Il n'avait décidément pas l'air fort content de voir cette voyageuse briser sa routine.

— Je sais. Je n'ai pas voulu me présenter aux portes de la ville aussi tard. J'ai pensé qu'en arrivant le matin, je pourrais mettre à profit la journée pour trouver une auberge abordable.

— Parce que vous n'avez personne chez qui aller ? s'enquit Freya.

— Pas vraiment non.

— Y a point d'auberge abordable en ville. Surtout avec un cheval. C'est pas une bonne idée, fit sa logeuse.

— Je dois cependant m'y rendre.

— Déjà, avec vot'dégaine, y vont vous chercher des noises pour entrer. Rapport à votre arc, là, enchaîna Sigfried.

Nina releva la tête de son bol.

— Est-ce que t'es une guerrière ? lui demanda-t-elle avec gravité.

— Non. Je suis juste une voyageuse.

— Mais tu as un arc ... et des flèches !

— C'est pour chasser ...

— Tu m'apprendras ?

— Laisse Fille tranquille, gronda la mère. Demain elle s'en ira.

— Tu vas faire quoi en ville ?

Fille ne put s'empêcher de sourire devant l'opiniâtreté de la petite, tandis que Freya levait les yeux au ciel.

— Je cherche quelqu'un.

— Ton promis ?

— Non, c'est juste un ami.

Elle marqua un instant d'hésitation, puis tenta sa chance, se tournant vers ses hôtes.

— Mais peut-être le connaissez-vous ? On le prénomme Gunar. Il est apprenti forgeron.

Mari et femme se regardèrent, avant de secouer la tête en signe de dénégation. Évidemment, elle était sotte de penser qu'il lui suffirait de frapper à une porte et de retrouver le jeune homme du lac. Ce fut Sigfried qui enchaîna.

— Y a plus d'une douzaine de forgerons à Saad-Ohm.

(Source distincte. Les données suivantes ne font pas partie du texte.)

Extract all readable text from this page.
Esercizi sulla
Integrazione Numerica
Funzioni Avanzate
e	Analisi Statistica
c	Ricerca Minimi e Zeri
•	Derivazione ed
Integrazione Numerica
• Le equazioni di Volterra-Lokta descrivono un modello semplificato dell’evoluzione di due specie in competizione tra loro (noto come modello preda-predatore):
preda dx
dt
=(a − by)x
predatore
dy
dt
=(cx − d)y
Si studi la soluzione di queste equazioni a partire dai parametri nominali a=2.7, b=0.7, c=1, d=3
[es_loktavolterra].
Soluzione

Sans compter ceux des alentours, plusieurs villages ont le leur.

— Avec la garnison et le marché aux esclaves, la demande est forte, enchérit Freya.

— Bon eh bien, il me faudra m'armer de patience.

Un silence s'installa, que Sigfried rompit au bout d'un moment.

— Si vous voulez, pouvez laisser vot' cheval ici. J'cache point qu'j'en aurai l'usage. Y va vous encombrer en les murs. Et vot'arc, y va vous attirer des questions des gardes. Z'aurez qu'à v'nir reprendre tout ça en rev'nant.

Fille ne dit mot. Il lui semblait évident que se présenter dans une auberge à cheval, vêtue et équipée comme une chasseresse, ne manquerait pas de multiplier par deux le prix de sa nuitée, et elle avait très peu de réserves. Se présenter aux portes de la cité avec un balluchon au bout de son précieux bâton, telle une pélerine, attirerait moins l'attention.

— Si vous rev'ez, ajouta Sigfried avant de replonger le nez dans sa bolée.